Harts also remembers key moments in the Sterling schools that helped shape her future.
"My sixth-grade teacher at Jefferson, Mrs. Evans, really took the time to find out what I was interested in, and she inspired me to follow my dreams," Harts said. "I'll also never forget another teacher who gave me the confidence to run for student council."
After college, she landed in Chicago for a while, then worked in development for The Positive Coaching Alliance and Duke University before starting with UCLA in 2008.
While her career in fundraising kept her busy, the desire to help other women navigate challenges in the business world kept growing. Last year, she started The Memo, a business that gives women access to educational resources, mentorship, and support for career development, personal finances, and finding a balance between work and life.
"When I started out in business, I sought out mentorship, but I wanted to provide easier access for women entrepreneurs in their 20s and 30s who don't have the support and resources," Harts said.
She used her savings to start the business, and ran it herself for a while. The response, however, made it necessary to add a business partner.
The Memo helps women with everything from salary negotiations and career changes to investing, philanthropy and personal fulfillment. She travels extensively giving presentations, leading panel discussions, and doing The Memo boot camps.
"We want to help create a culture of women helping women -- and it's not just about business -- we want to help women find balance with their personal and professional lives, " Harts said.
Harts' generosity isn't confined to the business world. She works with at-risk children in the New York City public schools system.

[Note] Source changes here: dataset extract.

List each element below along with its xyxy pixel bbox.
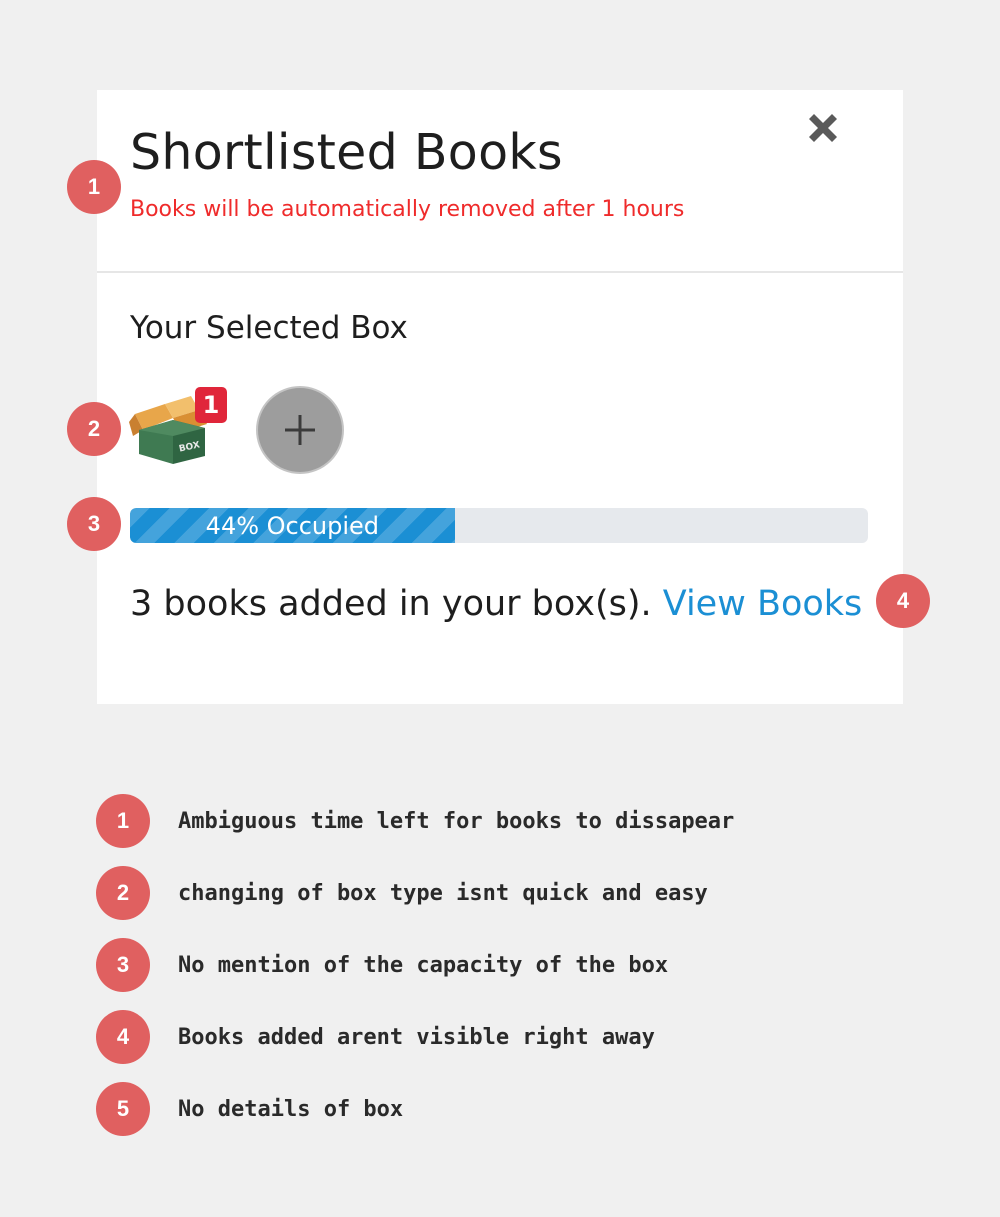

"It's important to mentor all students in lower-income areas, but there is a huge need for those who have made it to empower children of color," Harts said. "Regardless of color, demographics, or finances, if you put your mind to it and hang around the right people, you can do anything."
She also volunteers at a shelter for women in the city, helping them update resumes and prepare for job interviews.
As the women's entrepreneurial network grows, her efforts have been recognized on a big stage. She was invited to the White House in June for the 2-day United State of Women Summit hosted by first lady Michelle Obama. Harts was nominated as a change maker for women's issues.
The inaugural summit celebrated the United State of Women movement that unites thousands of high-powered women in their efforts for gender equality and justice.
Harts will be in Sterling to share her experiences in building a business on Sept. 14. She will be a guest of the Sauk Valley Chamber's Professional Women's Network.
Chamber Executive Director Kris Noble said Harts reached out to her hometown to arrange the events.
"She said she saw we had a Professional Women's Network, and she felt the need to give back to the community she grew up in," Noble said. "She said she'd be home that weekend and she'd like to do a workshop."
Noble said the PWN committee was excited about bringing Harts in to help with its mission.
"She's never forgotten her roots, and she gets what our network group is about," Noble said.